A quarante-deux ans, Clotilde se savait séduisante.

Petite, certes. Fluette. Mais avec des formes pile là où il faut, pile là où les hommes aiment les trouver. Depuis l’année de ses quinze ans, Clotilde avait pris à peine quatre kilos. Un dans chaque sein, un dans chaque fesse! Plus jolie aujourd’hui qu’hier. Dans sa tête au moins; dans les regards, souvent. Elle n’avait pas eu besoin de club de gym ou de piscine pour entretenir sa silhouette, elle était juste le résultat d’un parfait entraînement quotidien… Une maman saine dans un corps sain! Poussage de Caddie chargé à bloc, sprint jusqu’à la sortie de l’école, flexion-extension devant le lave-vaisselle, le lave-linge, le sèche-linge…

A fond la forme!

Joindre l’utile à l’agréable à l’œil, hein, Franck.

Quelques minutes plus tard, Clotilde sortit de la douche, enroulée dans sa serviette de bain. Elle était seule dans les sanitaires à l’exception d’une ado très brune occupée à s’épiler les jambes avec un rasoir électrique qui émettait un bruit de grille-moustiques. De l’autre côté de la cloison de faïence, des rires bruyants de garçons accompagnaient un interminable rythme de techno.

Clotilde prit le temps de se regarder dans l’immense miroir qui courait sur tout le mur. De lisser ses longs cheveux noirs qui descendaient jusque sous sa poitrine. Ce camping la ramenait vingt-sept ans en arrière, à son même corps, à son même visage, devant le même miroir, lorsqu’elle avait quinze ans.

A ce corps de gamine qu’elle traînait à l’époque comme un boulet; à cette fantaisie qui était alors son seul atout face aux garçons, sa seule arme.
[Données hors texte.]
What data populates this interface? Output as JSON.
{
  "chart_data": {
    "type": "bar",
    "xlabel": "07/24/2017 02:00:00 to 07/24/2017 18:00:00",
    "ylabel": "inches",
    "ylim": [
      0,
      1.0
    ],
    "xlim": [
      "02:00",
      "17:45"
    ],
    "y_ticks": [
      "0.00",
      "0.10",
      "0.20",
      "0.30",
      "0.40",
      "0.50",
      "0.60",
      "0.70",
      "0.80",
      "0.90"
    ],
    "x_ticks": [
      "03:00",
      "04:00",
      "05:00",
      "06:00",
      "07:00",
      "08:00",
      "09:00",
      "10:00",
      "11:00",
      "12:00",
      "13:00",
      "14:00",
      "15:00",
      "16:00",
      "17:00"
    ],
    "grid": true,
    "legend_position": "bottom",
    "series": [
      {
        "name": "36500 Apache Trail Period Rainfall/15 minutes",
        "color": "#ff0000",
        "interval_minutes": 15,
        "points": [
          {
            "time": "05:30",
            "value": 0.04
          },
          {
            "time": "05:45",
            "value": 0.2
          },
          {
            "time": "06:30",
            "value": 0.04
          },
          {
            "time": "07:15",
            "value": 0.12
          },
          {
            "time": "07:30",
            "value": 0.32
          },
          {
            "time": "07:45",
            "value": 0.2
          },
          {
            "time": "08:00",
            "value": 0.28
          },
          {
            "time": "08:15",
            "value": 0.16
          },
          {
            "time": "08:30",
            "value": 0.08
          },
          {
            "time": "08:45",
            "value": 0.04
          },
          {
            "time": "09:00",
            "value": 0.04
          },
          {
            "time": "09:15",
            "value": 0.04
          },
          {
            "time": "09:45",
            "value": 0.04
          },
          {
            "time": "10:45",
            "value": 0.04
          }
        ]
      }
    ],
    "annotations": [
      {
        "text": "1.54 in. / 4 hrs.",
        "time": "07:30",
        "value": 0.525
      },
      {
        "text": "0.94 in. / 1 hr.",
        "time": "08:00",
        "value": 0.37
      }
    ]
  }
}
Dérisoire… un pistolet à eau!

5

Mercredi 9 août 1989, troisième jour de vacances,

ciel bleu marine

Désolé, mon mystérieux lecteur-voyageur intergalactique, je vous ai abandonné pendant deux jours, et je ne peux même pas me cacher derrière l’excuse d’être débordée: je bulle toute la journée. Je serai plus ponctuelle les jours prochains, promis. Le temps de prendre mes marques, de faire des repérages, d’observer, de me situer, comme une petite espionne, une anthropologue en mission, une voyageuse de l’an 2020 parachutée en 89.

Incognito…

Allô, ma galaxie? Lydia Deetz au rapport. Journal de bord en direct d’une planète inconnue où il fait plus de trente-cinq degrés le jour et où les indigènes se baladent presque nus.
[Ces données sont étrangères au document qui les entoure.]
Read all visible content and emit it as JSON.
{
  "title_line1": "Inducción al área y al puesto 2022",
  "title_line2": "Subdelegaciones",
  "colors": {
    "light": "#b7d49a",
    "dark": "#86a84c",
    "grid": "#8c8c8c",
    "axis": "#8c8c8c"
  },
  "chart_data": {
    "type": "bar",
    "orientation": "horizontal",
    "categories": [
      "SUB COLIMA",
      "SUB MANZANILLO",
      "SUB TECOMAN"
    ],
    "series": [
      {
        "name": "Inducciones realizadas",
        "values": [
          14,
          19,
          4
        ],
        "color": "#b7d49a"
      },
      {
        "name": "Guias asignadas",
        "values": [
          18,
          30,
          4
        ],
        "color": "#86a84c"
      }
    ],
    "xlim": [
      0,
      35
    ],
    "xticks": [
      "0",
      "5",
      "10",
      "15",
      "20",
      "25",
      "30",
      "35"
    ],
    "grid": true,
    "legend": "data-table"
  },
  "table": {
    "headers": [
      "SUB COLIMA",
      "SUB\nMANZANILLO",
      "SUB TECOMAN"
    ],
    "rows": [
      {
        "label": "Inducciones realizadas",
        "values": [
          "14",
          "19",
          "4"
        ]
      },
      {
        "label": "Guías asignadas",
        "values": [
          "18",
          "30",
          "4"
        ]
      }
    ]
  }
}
Pour tout vous dire, si je vous ai un peu délaissé, c’est parce que je ne savais pas par où commencer.

Où planter ma plume?

Au milieu de notre camping, comme un étendoir, pile sur la terrasse du bungalow C29, celui où l’on revient chaque année depuis que je suis née?
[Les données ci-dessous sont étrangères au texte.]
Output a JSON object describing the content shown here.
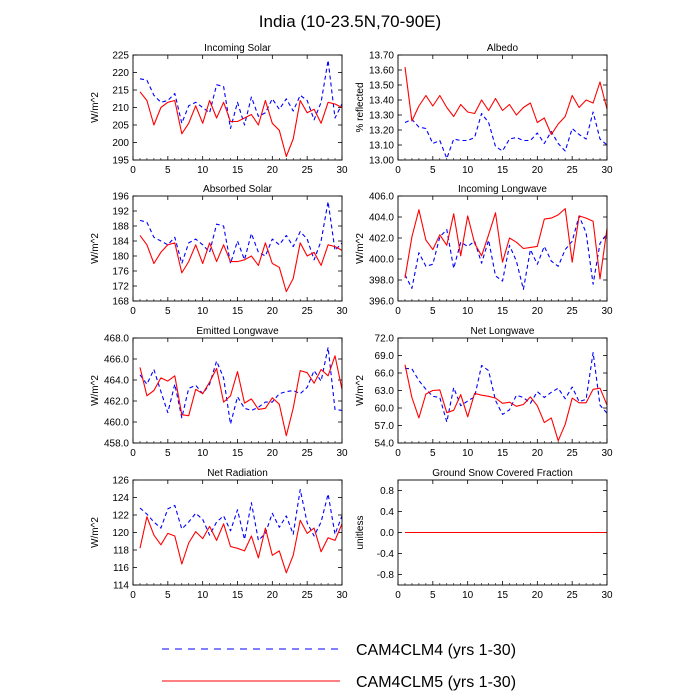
{
  "page": {
    "title": "India (10-23.5N,70-90E)",
    "legend": [
      {
        "label": "CAM4CLM4 (yrs 1-30)",
        "color": "#0000ff",
        "dash": true
      },
      {
        "label": "CAM4CLM5 (yrs 1-30)",
        "color": "#ff0000",
        "dash": false
      }
    ]
  },
  "chart_data": [
    {
      "type": "line",
      "title": "Incoming Solar",
      "ylabel": "W/m^2",
      "xlim": [
        0,
        30
      ],
      "ylim": [
        195,
        225
      ],
      "xticks": [
        0,
        5,
        10,
        15,
        20,
        25,
        30
      ],
      "yticks": [
        195,
        200,
        205,
        210,
        215,
        220,
        225
      ],
      "ytick_labels": [
        "195",
        "200",
        "205",
        "210",
        "215",
        "220",
        "225"
      ],
      "x": [
        1,
        2,
        3,
        4,
        5,
        6,
        7,
        8,
        9,
        10,
        11,
        12,
        13,
        14,
        15,
        16,
        17,
        18,
        19,
        20,
        21,
        22,
        23,
        24,
        25,
        26,
        27,
        28,
        29,
        30
      ],
      "series": [
        {
          "name": "CAM4CLM4 (yrs 1-30)",
          "color": "#0000ff",
          "dash": true,
          "values": [
            218.2,
            217.8,
            213.5,
            211.5,
            212,
            214,
            205.5,
            210.5,
            211.5,
            210,
            208.5,
            216.5,
            216,
            204,
            211.5,
            205,
            213,
            207.5,
            208.5,
            212.5,
            209.5,
            212.5,
            209,
            213.5,
            212,
            206.5,
            211.5,
            223.5,
            207,
            211
          ]
        },
        {
          "name": "CAM4CLM5 (yrs 1-30)",
          "color": "#ff0000",
          "dash": false,
          "values": [
            214.5,
            212,
            205,
            210,
            211.5,
            212,
            202.5,
            205.5,
            210.5,
            205.5,
            212,
            207,
            211.5,
            206,
            206,
            207,
            208,
            205,
            212,
            205.5,
            203.5,
            196,
            201,
            212,
            208.5,
            209.5,
            205.5,
            211.5,
            211,
            210
          ]
        }
      ]
    },
    {
      "type": "line",
      "title": "Albedo",
      "ylabel": "% reflected",
      "xlim": [
        0,
        30
      ],
      "ylim": [
        13.0,
        13.7
      ],
      "xticks": [
        0,
        5,
        10,
        15,
        20,
        25,
        30
      ],
      "yticks": [
        13.0,
        13.1,
        13.2,
        13.3,
        13.4,
        13.5,
        13.6,
        13.7
      ],
      "ytick_labels": [
        "13.00",
        "13.10",
        "13.20",
        "13.30",
        "13.40",
        "13.50",
        "13.60",
        "13.70"
      ],
      "x": [
        1,
        2,
        3,
        4,
        5,
        6,
        7,
        8,
        9,
        10,
        11,
        12,
        13,
        14,
        15,
        16,
        17,
        18,
        19,
        20,
        21,
        22,
        23,
        24,
        25,
        26,
        27,
        28,
        29,
        30
      ],
      "series": [
        {
          "name": "CAM4CLM4 (yrs 1-30)",
          "color": "#0000ff",
          "dash": true,
          "values": [
            13.25,
            13.27,
            13.22,
            13.21,
            13.11,
            13.13,
            13.01,
            13.14,
            13.13,
            13.13,
            13.15,
            13.31,
            13.25,
            13.09,
            13.06,
            13.14,
            13.15,
            13.13,
            13.13,
            13.18,
            13.11,
            13.19,
            13.11,
            13.06,
            13.21,
            13.17,
            13.14,
            13.32,
            13.14,
            13.1
          ]
        },
        {
          "name": "CAM4CLM5 (yrs 1-30)",
          "color": "#ff0000",
          "dash": false,
          "values": [
            13.62,
            13.26,
            13.36,
            13.43,
            13.36,
            13.43,
            13.35,
            13.29,
            13.37,
            13.32,
            13.31,
            13.4,
            13.33,
            13.41,
            13.33,
            13.37,
            13.3,
            13.35,
            13.38,
            13.25,
            13.28,
            13.17,
            13.24,
            13.29,
            13.43,
            13.35,
            13.4,
            13.38,
            13.52,
            13.34
          ]
        }
      ]
    },
    {
      "type": "line",
      "title": "Absorbed Solar",
      "ylabel": "W/m^2",
      "xlim": [
        0,
        30
      ],
      "ylim": [
        168,
        196
      ],
      "xticks": [
        0,
        5,
        10,
        15,
        20,
        25,
        30
      ],
      "yticks": [
        168,
        172,
        176,
        180,
        184,
        188,
        192,
        196
      ],
      "ytick_labels": [
        "168",
        "172",
        "176",
        "180",
        "184",
        "188",
        "192",
        "196"
      ],
      "x": [
        1,
        2,
        3,
        4,
        5,
        6,
        7,
        8,
        9,
        10,
        11,
        12,
        13,
        14,
        15,
        16,
        17,
        18,
        19,
        20,
        21,
        22,
        23,
        24,
        25,
        26,
        27,
        28,
        29,
        30
      ],
      "series": [
        {
          "name": "CAM4CLM4 (yrs 1-30)",
          "color": "#0000ff",
          "dash": true,
          "values": [
            189.5,
            189,
            185,
            184,
            183,
            185,
            178,
            183.5,
            184.5,
            183,
            181,
            188.5,
            188,
            178,
            184,
            179,
            186,
            181,
            180,
            184.5,
            183,
            185.5,
            182.5,
            186.5,
            184.5,
            179,
            184,
            194.5,
            181.5,
            183.5
          ]
        },
        {
          "name": "CAM4CLM5 (yrs 1-30)",
          "color": "#ff0000",
          "dash": false,
          "values": [
            185.5,
            183,
            178,
            181,
            183,
            183.5,
            175.5,
            178.5,
            183,
            178,
            183.5,
            178.5,
            183,
            178.5,
            178.5,
            179,
            180,
            177.5,
            183.5,
            178,
            177,
            170.5,
            174,
            183.5,
            180,
            181,
            177.5,
            183,
            182.5,
            181.5
          ]
        }
      ]
    },
    {
      "type": "line",
      "title": "Incoming Longwave",
      "ylabel": "W/m^2",
      "xlim": [
        0,
        30
      ],
      "ylim": [
        396,
        406
      ],
      "xticks": [
        0,
        5,
        10,
        15,
        20,
        25,
        30
      ],
      "yticks": [
        396,
        398,
        400,
        402,
        404,
        406
      ],
      "ytick_labels": [
        "396.0",
        "398.0",
        "400.0",
        "402.0",
        "404.0",
        "406.0"
      ],
      "x": [
        1,
        2,
        3,
        4,
        5,
        6,
        7,
        8,
        9,
        10,
        11,
        12,
        13,
        14,
        15,
        16,
        17,
        18,
        19,
        20,
        21,
        22,
        23,
        24,
        25,
        26,
        27,
        28,
        29,
        30
      ],
      "series": [
        {
          "name": "CAM4CLM4 (yrs 1-30)",
          "color": "#0000ff",
          "dash": true,
          "values": [
            398.5,
            397.2,
            400.6,
            399.3,
            399.5,
            402.1,
            402.8,
            399.1,
            401.6,
            401.2,
            401.7,
            399.6,
            401.8,
            398.4,
            397.9,
            401.3,
            399.8,
            397.1,
            400.9,
            399.5,
            401.2,
            399.8,
            399.3,
            400.9,
            401.7,
            404.1,
            402.5,
            397.6,
            401.5,
            402.4
          ]
        },
        {
          "name": "CAM4CLM5 (yrs 1-30)",
          "color": "#ff0000",
          "dash": false,
          "values": [
            398.2,
            402.1,
            404.7,
            401.8,
            400.9,
            402.3,
            401.3,
            404.3,
            400.3,
            404.1,
            401.5,
            400.3,
            402.3,
            404.4,
            399.7,
            402,
            401.6,
            401,
            401.1,
            401.2,
            403.8,
            403.9,
            404.2,
            404.8,
            399.7,
            404.1,
            403.9,
            403.6,
            398.1,
            402.9
          ]
        }
      ]
    },
    {
      "type": "line",
      "title": "Emitted Longwave",
      "ylabel": "W/m^2",
      "xlim": [
        0,
        30
      ],
      "ylim": [
        458,
        468
      ],
      "xticks": [
        0,
        5,
        10,
        15,
        20,
        25,
        30
      ],
      "yticks": [
        458,
        460,
        462,
        464,
        466,
        468
      ],
      "ytick_labels": [
        "458.0",
        "460.0",
        "462.0",
        "464.0",
        "466.0",
        "468.0"
      ],
      "x": [
        1,
        2,
        3,
        4,
        5,
        6,
        7,
        8,
        9,
        10,
        11,
        12,
        13,
        14,
        15,
        16,
        17,
        18,
        19,
        20,
        21,
        22,
        23,
        24,
        25,
        26,
        27,
        28,
        29,
        30
      ],
      "series": [
        {
          "name": "CAM4CLM4 (yrs 1-30)",
          "color": "#0000ff",
          "dash": true,
          "values": [
            464.5,
            463.6,
            465,
            462.9,
            460.9,
            463.6,
            460.4,
            463.2,
            463.5,
            462.7,
            463.6,
            465.8,
            464.2,
            459.8,
            462.4,
            461.3,
            461.1,
            461.4,
            461.9,
            461.9,
            462.7,
            462.9,
            463,
            462.7,
            463.3,
            464.9,
            463.9,
            467.1,
            461.2,
            461.1
          ]
        },
        {
          "name": "CAM4CLM5 (yrs 1-30)",
          "color": "#ff0000",
          "dash": false,
          "values": [
            465.2,
            462.5,
            463,
            464.2,
            463.9,
            464.4,
            460.7,
            460.6,
            463.1,
            462.7,
            463.8,
            465.1,
            461.9,
            462.5,
            464.8,
            461.8,
            462.2,
            461.2,
            461.3,
            462.3,
            461.7,
            458.7,
            461.3,
            464.9,
            464.7,
            463.7,
            465,
            464.4,
            466.3,
            463.1
          ]
        }
      ]
    },
    {
      "type": "line",
      "title": "Net Longwave",
      "ylabel": "W/m^2",
      "xlim": [
        0,
        30
      ],
      "ylim": [
        54,
        72
      ],
      "xticks": [
        0,
        5,
        10,
        15,
        20,
        25,
        30
      ],
      "yticks": [
        54,
        57,
        60,
        63,
        66,
        69,
        72
      ],
      "ytick_labels": [
        "54.0",
        "57.0",
        "60.0",
        "63.0",
        "66.0",
        "69.0",
        "72.0"
      ],
      "x": [
        1,
        2,
        3,
        4,
        5,
        6,
        7,
        8,
        9,
        10,
        11,
        12,
        13,
        14,
        15,
        16,
        17,
        18,
        19,
        20,
        21,
        22,
        23,
        24,
        25,
        26,
        27,
        28,
        29,
        30
      ],
      "series": [
        {
          "name": "CAM4CLM4 (yrs 1-30)",
          "color": "#0000ff",
          "dash": true,
          "values": [
            66.8,
            66.7,
            64.7,
            63.2,
            62,
            61.8,
            57.6,
            63.5,
            60.4,
            61.2,
            61.9,
            67.3,
            66.4,
            61.3,
            58.9,
            59.7,
            62.2,
            61.8,
            60.8,
            62.8,
            61.8,
            62.7,
            63.4,
            61.6,
            63.6,
            61.1,
            61.5,
            69.5,
            60.5,
            59.1
          ]
        },
        {
          "name": "CAM4CLM5 (yrs 1-30)",
          "color": "#ff0000",
          "dash": false,
          "values": [
            67.4,
            61.8,
            58.3,
            62.4,
            63,
            63.1,
            59.2,
            59.6,
            62.3,
            58.5,
            62.5,
            62.2,
            62,
            61.7,
            60.8,
            61,
            60.3,
            60.6,
            61.9,
            60.4,
            57.5,
            58.3,
            54.4,
            57.2,
            61.7,
            60.9,
            60.9,
            63.2,
            63.4,
            60.5
          ]
        }
      ]
    },
    {
      "type": "line",
      "title": "Net Radiation",
      "ylabel": "W/m^2",
      "xlim": [
        0,
        30
      ],
      "ylim": [
        114,
        126
      ],
      "xticks": [
        0,
        5,
        10,
        15,
        20,
        25,
        30
      ],
      "yticks": [
        114,
        116,
        118,
        120,
        122,
        124,
        126
      ],
      "ytick_labels": [
        "114",
        "116",
        "118",
        "120",
        "122",
        "124",
        "126"
      ],
      "x": [
        1,
        2,
        3,
        4,
        5,
        6,
        7,
        8,
        9,
        10,
        11,
        12,
        13,
        14,
        15,
        16,
        17,
        18,
        19,
        20,
        21,
        22,
        23,
        24,
        25,
        26,
        27,
        28,
        29,
        30
      ],
      "series": [
        {
          "name": "CAM4CLM4 (yrs 1-30)",
          "color": "#0000ff",
          "dash": true,
          "values": [
            122.8,
            122.1,
            121.2,
            120.5,
            122.7,
            123.1,
            120.4,
            121.2,
            122.2,
            121.5,
            119.7,
            121.2,
            121.9,
            120.2,
            122.6,
            119.2,
            123.4,
            119.1,
            119.9,
            122.2,
            120.6,
            121.9,
            119.8,
            124.9,
            121.1,
            119.6,
            121.2,
            124.4,
            119.8,
            121.9
          ]
        },
        {
          "name": "CAM4CLM5 (yrs 1-30)",
          "color": "#ff0000",
          "dash": false,
          "values": [
            118.2,
            121.8,
            119.7,
            118.6,
            119.9,
            119.6,
            116.4,
            118.8,
            120.1,
            119.3,
            120.7,
            119.1,
            121,
            118.4,
            118.2,
            117.9,
            119.6,
            117.1,
            120.5,
            117.4,
            117.9,
            115.4,
            117.4,
            121.4,
            119.9,
            120.5,
            117.8,
            119.4,
            119.1,
            121
          ]
        }
      ]
    },
    {
      "type": "line",
      "title": "Ground Snow Covered Fraction",
      "ylabel": "unitless",
      "xlim": [
        0,
        30
      ],
      "ylim": [
        -1,
        1
      ],
      "xticks": [
        0,
        5,
        10,
        15,
        20,
        25,
        30
      ],
      "yticks": [
        -0.8,
        -0.4,
        0.0,
        0.4,
        0.8
      ],
      "ytick_labels": [
        "-0.8",
        "-0.4",
        "0.0",
        "0.4",
        "0.8"
      ],
      "x": [
        1,
        2,
        3,
        4,
        5,
        6,
        7,
        8,
        9,
        10,
        11,
        12,
        13,
        14,
        15,
        16,
        17,
        18,
        19,
        20,
        21,
        22,
        23,
        24,
        25,
        26,
        27,
        28,
        29,
        30
      ],
      "series": [
        {
          "name": "CAM4CLM4 (yrs 1-30)",
          "color": "#0000ff",
          "dash": true,
          "values": [
            0,
            0,
            0,
            0,
            0,
            0,
            0,
            0,
            0,
            0,
            0,
            0,
            0,
            0,
            0,
            0,
            0,
            0,
            0,
            0,
            0,
            0,
            0,
            0,
            0,
            0,
            0,
            0,
            0,
            0
          ]
        },
        {
          "name": "CAM4CLM5 (yrs 1-30)",
          "color": "#ff0000",
          "dash": false,
          "values": [
            0,
            0,
            0,
            0,
            0,
            0,
            0,
            0,
            0,
            0,
            0,
            0,
            0,
            0,
            0,
            0,
            0,
            0,
            0,
            0,
            0,
            0,
            0,
            0,
            0,
            0,
            0,
            0,
            0,
            0
          ]
        }
      ]
    }
  ]
}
Chez Papé et Mamy, comme un étendard à tête de Maure, pile au centre de la cour de la bergerie d’Arcanu?

Au milieu de la plage de l’Alga, comme un parasol?

Pouf pouf…

Ce sera la plage de l’Alga! Je vais vous peindre un tableau genre carte postale qu’on envoie rien que par méchanceté pour faire saliver les copines restées coincées dans les tours des Boutardes à Vernon.